Before he hopped on a plane to China on Monday, Russian Commander-in-Chief Vladimir Putin met members of his Security Council in Sochi and ordered the withdrawal of the Russian army from Ukraine’s border. It was not the first time. Twice before, Putin has announced he’s pulling back his forces, but not many soldiers moved. This time, according to political experts who’ve been studying the president for over a decade, both liberals and conservatives, it sounds like he means it.
What made Putin change his mind about leaving the army poised to help pro-Russian rebels in eastern Ukraine? Why would he disappoint them as they’re waiting for the Russian soldiers as saviors?
“Clever people finally managed to convince him that he was a little wrong about Ukraine,” says Igor Bunin, director of Center of Political Technologies, listing the reasons for Putin’s decision: “that pro-Russian sentiment is not necessarily as significant as some like to present it; that providing for the Luhansk and Donetsk regions would be expensive for Russia; and most importantly, that the third stage of sanctions threatened the Russian economy.”
But the main reason for the withdrawal was the number of troops: “It is one thing to invade Ukraine, and a different thing to keep the occupied regions under control,” says military expert Alexander Golts. Putin had thousands of rapid-reaction troops at hand just 50 kilometers (31 miles) away from the Luhansk region, on highways leading into Ukraine. But to control millions of people living in the Luhansk and Donetsk regions, Russia would need to set up thousands of checkpoints that would require bringing draftees to Ukraine. “That all sounded too problematic,” Golts says.
For over two months, Russia reserved its right to use military forces to defend Russian nationals in Ukraine. Images broadcast last month showed Russian tanks, fighter jets, and artillery that had been waiting near the border for Putin’s decision since mid-April.

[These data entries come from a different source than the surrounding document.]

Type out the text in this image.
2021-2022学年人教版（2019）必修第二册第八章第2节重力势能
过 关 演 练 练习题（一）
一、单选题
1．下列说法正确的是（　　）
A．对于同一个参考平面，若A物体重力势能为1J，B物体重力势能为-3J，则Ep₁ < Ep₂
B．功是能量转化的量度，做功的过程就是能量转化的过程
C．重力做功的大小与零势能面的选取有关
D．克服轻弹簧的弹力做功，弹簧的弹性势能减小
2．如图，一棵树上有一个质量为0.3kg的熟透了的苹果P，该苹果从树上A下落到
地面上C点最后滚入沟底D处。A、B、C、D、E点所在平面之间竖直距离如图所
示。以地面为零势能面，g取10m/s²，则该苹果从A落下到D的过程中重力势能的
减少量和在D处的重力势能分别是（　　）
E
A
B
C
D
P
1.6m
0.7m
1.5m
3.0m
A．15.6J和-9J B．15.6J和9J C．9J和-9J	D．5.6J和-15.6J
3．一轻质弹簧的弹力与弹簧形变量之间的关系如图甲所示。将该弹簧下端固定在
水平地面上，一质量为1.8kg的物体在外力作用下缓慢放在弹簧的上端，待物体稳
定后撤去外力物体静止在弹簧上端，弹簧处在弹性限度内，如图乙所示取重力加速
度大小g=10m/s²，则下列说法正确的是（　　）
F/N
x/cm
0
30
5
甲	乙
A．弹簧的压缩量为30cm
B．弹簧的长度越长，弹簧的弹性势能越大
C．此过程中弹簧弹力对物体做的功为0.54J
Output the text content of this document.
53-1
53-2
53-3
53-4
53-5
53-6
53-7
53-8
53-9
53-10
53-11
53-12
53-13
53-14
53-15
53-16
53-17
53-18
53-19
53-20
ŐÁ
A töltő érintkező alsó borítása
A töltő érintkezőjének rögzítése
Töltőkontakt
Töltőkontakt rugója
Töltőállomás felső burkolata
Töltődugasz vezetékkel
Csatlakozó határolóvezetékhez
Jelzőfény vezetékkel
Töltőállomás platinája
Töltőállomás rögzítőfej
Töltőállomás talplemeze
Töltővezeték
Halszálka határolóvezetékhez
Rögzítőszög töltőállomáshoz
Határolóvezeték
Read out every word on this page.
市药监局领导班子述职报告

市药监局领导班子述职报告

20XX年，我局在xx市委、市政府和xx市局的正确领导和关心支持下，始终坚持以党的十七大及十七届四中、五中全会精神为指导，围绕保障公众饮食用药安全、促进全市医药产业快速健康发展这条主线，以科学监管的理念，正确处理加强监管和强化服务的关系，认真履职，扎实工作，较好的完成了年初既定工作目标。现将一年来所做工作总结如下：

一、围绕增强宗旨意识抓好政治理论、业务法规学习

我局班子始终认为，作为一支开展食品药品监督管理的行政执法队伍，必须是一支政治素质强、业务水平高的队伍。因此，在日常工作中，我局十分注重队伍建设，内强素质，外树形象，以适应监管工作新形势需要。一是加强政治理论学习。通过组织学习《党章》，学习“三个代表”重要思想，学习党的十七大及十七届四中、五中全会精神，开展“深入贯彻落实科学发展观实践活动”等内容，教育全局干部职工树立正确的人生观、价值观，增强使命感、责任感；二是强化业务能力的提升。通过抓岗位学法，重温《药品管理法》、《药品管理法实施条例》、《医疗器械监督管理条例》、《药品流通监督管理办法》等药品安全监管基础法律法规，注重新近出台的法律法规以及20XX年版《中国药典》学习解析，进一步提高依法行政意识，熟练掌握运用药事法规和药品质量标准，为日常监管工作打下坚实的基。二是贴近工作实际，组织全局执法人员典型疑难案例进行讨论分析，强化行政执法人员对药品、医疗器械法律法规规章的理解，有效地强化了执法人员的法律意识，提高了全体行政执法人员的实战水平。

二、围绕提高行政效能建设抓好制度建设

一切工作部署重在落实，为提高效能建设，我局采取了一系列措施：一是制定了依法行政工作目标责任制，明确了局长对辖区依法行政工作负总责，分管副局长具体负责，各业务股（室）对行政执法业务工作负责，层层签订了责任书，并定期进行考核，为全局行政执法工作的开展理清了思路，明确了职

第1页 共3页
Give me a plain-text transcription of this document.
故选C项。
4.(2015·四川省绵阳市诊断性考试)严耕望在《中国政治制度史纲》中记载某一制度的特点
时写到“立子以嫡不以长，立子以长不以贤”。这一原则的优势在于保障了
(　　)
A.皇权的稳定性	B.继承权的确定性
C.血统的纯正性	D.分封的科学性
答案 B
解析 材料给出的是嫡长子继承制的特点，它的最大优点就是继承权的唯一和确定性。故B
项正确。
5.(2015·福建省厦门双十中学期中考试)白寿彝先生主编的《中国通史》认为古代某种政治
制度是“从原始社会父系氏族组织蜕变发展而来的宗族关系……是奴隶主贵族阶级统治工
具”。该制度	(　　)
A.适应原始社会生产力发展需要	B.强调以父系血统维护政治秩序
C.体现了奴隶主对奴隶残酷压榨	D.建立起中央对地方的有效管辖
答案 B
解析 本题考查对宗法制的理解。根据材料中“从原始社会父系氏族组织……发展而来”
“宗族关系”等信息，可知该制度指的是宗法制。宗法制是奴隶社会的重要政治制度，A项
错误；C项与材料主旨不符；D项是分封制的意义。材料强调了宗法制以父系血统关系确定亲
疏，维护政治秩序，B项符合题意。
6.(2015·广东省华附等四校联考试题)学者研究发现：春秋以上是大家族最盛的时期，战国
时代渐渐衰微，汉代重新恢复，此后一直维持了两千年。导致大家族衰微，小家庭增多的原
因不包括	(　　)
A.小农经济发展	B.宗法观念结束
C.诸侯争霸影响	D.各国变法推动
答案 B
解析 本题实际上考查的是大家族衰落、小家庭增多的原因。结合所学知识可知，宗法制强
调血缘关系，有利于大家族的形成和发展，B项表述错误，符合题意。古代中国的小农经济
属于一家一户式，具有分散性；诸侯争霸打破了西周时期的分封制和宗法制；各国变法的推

On the other side of the border, a military conflict increased by the day—the map of violence included towns of Slovyansk, Kramatorsk, Krasnoarmeisk, and Mariupol—and dozens of families cried at the funerals of victims of both the Ukrainian forces and the rebels.
At the epicenter of the fighting, the town of Slovyansk, the rebels had believed that the Russian army would arrive within a day or two. “Where is Uncle Vova?” many of them wondered. “Is he going to help us?”
“It is one thing to invade Ukraine, and a different thing to keep the occupied regions under control.”
Artillery shelling is heard in Slovyansk almost every night. The region from Odessa to Donetsk has been flooded with stories about Ukrainian nationalists killing innocent men and women, many of them true. But the Russian army never came. The separatists held a referendum that they claim validated their quest for independence, if not indeed annexation back into the Russian empire. But even before that happened, Putin had started signaling his willingness to honor the results of other elections, to be held this weekend, for a Ukrainian national government.
“Now Moscow will signal to the rebels to stop fighting—by the end of this week, the Kremlin is going to recognize the results of the elections in Kiev,” Bunin said.
Aware of Putin’s agenda to collect more former Soviet territory, Russia’s neo-imperialist hawks were in no hurry to put their swords away. Deputy Prime Minister Dmitry Rogozin, hinting at a continuation of the tensions, tweeted a quote from Bismarck: “I know hundreds of ways to lure the Russian bear from its den, but none to get him back.”
Many of Putin’s supporters are disappointed. “For now, we are defeated: We won 2 million people in Crimea but lost 43 million in the rest of Ukraine,” pro-Kremlin expert Yuriy Krupnov told The Daily Beast. He raised the possibility that “the war might begin as a result of our forces retreating, as a result of our weakness.” But then he added, “The main battle is ahead of us—it is for Central Asia.”